The Prefect Blog
Published in

The Prefect Blog

Serverless Real-Time Data Pipelines on AWS with Prefect, ECS and GitHub Actions

A guide to fully automated serverless real-time data pipelines

Most data platforms these days are still operated using batch processing. Even though streaming technology matured, building automated and reliable real-time data pipelines is still difficult and often requires a team of engineers to operate the underlying platform. But it doesn’t have to be that way. We wrote about it already last year.

In this post, we’ll get more hands-on. You’ll see how to turn any batch processing Python script into a real-time data pipeline orchestrated by Prefect. We’ll deploy the real-time streaming flow to a serverless containerized service running on AWS ECS Fargate — all resources will be deployed with Infrastructure as Code (leveraging CloudFormation), and the deployment process can be triggered with a single click from a GitHub Actions workflow.

With a CI/CD template, we’ll then ensure that future changes will be automatically redeployed with no manual intervention and no downtime.
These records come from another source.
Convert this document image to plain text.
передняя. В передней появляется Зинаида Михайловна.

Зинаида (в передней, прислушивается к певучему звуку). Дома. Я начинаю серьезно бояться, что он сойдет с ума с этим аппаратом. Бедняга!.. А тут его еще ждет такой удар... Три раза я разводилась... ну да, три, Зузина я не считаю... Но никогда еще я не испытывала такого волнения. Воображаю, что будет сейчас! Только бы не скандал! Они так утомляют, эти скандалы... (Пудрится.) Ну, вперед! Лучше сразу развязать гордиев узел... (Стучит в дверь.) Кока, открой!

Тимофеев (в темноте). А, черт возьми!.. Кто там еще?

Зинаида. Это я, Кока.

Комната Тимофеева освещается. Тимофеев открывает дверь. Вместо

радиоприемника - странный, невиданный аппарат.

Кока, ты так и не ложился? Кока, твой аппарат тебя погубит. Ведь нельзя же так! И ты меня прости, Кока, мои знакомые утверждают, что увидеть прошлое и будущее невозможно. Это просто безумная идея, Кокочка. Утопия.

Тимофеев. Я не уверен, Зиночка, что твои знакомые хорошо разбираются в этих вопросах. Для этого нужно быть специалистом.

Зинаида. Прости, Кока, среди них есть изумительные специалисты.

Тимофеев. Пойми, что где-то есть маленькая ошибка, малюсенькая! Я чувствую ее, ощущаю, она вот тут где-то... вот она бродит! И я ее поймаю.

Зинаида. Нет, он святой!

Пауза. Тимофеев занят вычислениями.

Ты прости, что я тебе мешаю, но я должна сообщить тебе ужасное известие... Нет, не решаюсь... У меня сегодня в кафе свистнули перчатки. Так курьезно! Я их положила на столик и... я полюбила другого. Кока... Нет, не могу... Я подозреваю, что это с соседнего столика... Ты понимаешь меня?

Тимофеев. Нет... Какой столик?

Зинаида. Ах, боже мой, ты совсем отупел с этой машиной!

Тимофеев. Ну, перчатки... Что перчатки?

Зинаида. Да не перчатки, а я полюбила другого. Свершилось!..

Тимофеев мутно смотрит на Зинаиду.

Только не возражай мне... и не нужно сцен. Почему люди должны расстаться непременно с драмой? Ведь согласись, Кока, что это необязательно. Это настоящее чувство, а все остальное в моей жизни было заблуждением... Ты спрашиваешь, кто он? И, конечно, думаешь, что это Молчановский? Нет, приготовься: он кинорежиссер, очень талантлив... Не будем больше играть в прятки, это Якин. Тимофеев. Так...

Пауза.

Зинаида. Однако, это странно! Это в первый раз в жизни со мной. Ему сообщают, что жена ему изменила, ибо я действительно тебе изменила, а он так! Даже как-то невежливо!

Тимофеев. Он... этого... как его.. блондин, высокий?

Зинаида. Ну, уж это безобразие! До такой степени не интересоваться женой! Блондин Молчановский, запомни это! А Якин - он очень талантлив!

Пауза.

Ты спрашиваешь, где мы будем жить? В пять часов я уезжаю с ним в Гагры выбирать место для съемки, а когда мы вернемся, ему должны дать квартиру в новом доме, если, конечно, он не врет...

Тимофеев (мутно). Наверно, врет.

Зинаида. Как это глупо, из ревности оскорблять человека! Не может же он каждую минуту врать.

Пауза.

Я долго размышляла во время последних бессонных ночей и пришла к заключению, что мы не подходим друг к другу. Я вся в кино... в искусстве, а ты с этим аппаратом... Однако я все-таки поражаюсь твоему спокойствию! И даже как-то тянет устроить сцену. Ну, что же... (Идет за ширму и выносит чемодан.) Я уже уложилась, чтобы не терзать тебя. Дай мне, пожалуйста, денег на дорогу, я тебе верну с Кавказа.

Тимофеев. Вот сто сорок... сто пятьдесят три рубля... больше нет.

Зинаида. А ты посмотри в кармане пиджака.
Table of contents:1. Why Prefect 2.0 for real-time data pipelines?
Drawbacks of batch processing
Opinion: why you likely don’t need a distributed message queue
How can Prefect 2.0 handle such low-latency real-time workflows?
Benefits of moving towards real-time workflows with Prefect 2.0
Why can I not just run a single DAG 24/7?
2. Demo time!
Prerequisites
Typical batch-processing flow
Turn it into a streaming service
What if something goes wrong?
3. Getting value from real-time: take automated action!
Using Prefect Blocks to store key-value pairs
Validate the data
Conclusion on a local demo
4. Deploy the real-time data pipeline as a serverless container
Configure repository secrets
Deploy the entire infrastructure in a single click
Observe the real-time data pipelines in your Prefect UI
5. Automate future deployments with CI/CD
Making changes to the code
(Optional) One flow run gets stuck in a Running state
What happens when there are infrastructure issues?
Limitations of the approach presented in this post
6. Clean up the resourcesNext steps

1. Why Prefect 2.0 for real-time data pipelines?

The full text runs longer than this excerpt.